48.1. Met ingang van de onderhavige statutenwijziging van vijftien juli tweeduizendzestien (deel III) representeren de door een aandeelhouder onmiddellijk voorafgaand aan de onderhavige statutenwijziging gehouden aandeelbewijzen van gewone aandelen met een nominale waarde van vijftig cent (NLG 0,50) een aantal gewone aandelen respectievelijk onderaandelen als volgt uit het bepaalde in artikel 47 lid 1, waarbij de door het aandeelbewijs gerepresenteerde gewone aandelen met een nominale waarde van vijftig cent (NLG 0,50) elk geacht worden gewone aandelen te representeren met een nominale waarde van één eurocent (EUR 0,01).

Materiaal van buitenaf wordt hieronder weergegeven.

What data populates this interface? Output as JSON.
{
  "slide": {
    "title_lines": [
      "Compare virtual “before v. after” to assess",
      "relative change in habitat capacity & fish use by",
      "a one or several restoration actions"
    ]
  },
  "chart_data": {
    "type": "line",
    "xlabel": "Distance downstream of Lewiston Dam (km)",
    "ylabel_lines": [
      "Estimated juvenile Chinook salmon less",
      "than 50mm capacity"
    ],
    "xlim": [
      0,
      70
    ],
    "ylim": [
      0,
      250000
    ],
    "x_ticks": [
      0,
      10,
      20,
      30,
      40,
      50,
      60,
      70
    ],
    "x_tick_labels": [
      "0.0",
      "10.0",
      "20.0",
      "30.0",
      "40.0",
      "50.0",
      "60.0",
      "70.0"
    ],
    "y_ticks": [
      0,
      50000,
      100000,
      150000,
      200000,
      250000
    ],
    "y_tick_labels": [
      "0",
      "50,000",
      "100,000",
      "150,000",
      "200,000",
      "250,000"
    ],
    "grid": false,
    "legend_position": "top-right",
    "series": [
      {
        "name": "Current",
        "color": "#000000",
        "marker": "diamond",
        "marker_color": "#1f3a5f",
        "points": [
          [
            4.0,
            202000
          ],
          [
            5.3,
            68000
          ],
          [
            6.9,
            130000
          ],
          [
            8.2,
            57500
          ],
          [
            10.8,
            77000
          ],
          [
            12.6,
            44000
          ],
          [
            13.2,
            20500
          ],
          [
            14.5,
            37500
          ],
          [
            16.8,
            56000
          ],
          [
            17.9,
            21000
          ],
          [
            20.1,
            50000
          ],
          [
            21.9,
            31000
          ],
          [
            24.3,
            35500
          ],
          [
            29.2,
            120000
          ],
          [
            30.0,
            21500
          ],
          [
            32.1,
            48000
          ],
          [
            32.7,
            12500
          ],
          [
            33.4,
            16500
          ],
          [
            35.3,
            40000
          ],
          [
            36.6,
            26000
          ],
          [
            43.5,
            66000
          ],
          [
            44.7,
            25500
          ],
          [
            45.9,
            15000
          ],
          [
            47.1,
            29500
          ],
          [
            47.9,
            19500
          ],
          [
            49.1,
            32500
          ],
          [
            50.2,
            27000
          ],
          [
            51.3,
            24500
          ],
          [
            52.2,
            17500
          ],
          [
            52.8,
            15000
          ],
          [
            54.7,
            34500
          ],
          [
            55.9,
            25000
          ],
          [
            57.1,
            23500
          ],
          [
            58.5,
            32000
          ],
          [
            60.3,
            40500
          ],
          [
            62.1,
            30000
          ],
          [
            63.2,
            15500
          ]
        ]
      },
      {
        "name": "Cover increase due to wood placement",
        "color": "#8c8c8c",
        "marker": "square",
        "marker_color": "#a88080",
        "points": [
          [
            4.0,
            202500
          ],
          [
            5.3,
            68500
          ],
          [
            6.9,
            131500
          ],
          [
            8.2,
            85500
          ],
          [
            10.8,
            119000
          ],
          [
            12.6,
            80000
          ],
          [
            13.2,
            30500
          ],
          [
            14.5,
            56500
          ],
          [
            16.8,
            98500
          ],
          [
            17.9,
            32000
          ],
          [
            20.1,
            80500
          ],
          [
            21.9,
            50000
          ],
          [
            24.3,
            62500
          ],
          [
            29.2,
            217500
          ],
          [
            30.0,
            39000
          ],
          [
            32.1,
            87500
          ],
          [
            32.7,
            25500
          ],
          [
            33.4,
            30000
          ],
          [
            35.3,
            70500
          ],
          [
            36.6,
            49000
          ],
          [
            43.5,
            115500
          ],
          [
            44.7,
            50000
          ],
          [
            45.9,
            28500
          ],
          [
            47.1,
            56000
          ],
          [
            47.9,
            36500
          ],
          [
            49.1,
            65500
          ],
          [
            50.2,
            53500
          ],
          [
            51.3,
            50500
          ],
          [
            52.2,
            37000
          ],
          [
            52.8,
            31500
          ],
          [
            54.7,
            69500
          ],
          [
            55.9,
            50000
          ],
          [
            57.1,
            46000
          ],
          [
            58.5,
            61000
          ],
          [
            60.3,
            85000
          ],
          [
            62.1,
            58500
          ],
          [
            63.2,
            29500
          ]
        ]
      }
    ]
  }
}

48.2. Tegen inlevering van de aandeelbewijzen en eventueel daarbij behorende dividendbewijzen aan de vennootschap of een aangesloten instelling, kunnen (i) aandeelbewijzen met inachtneming van het bepaalde in lid 1 en artikel 47 worden omgewisseld voor gewone aandelen aan toonder die belichaamd zijn in het aandeelbewijs (verzamelbewijs), en (ii), indien van toepassing, onderaandelen op naam in het aandeelhoudersregister worden ingeschreven. De vennootschap zal voor een dergelijke omwisseling en inschrijving kosten in rekening brengen. De houder van een aandeel aan toonder belichaamd in een aandeelbewijs van gewone aandelen met een nominale waarde van vijftig cent (NLG 0,50) en een persoon met een pandrecht of een recht op vruchtgebruik op zodanige aandelen kan alle aan een gewoon aandeel
verbonden rechten eerst jegens de vennootschap uitoefenen als de omwisseling en, indien van toepassing, inschrijving als hiervoor bedoeld heeft plaatsgevonden.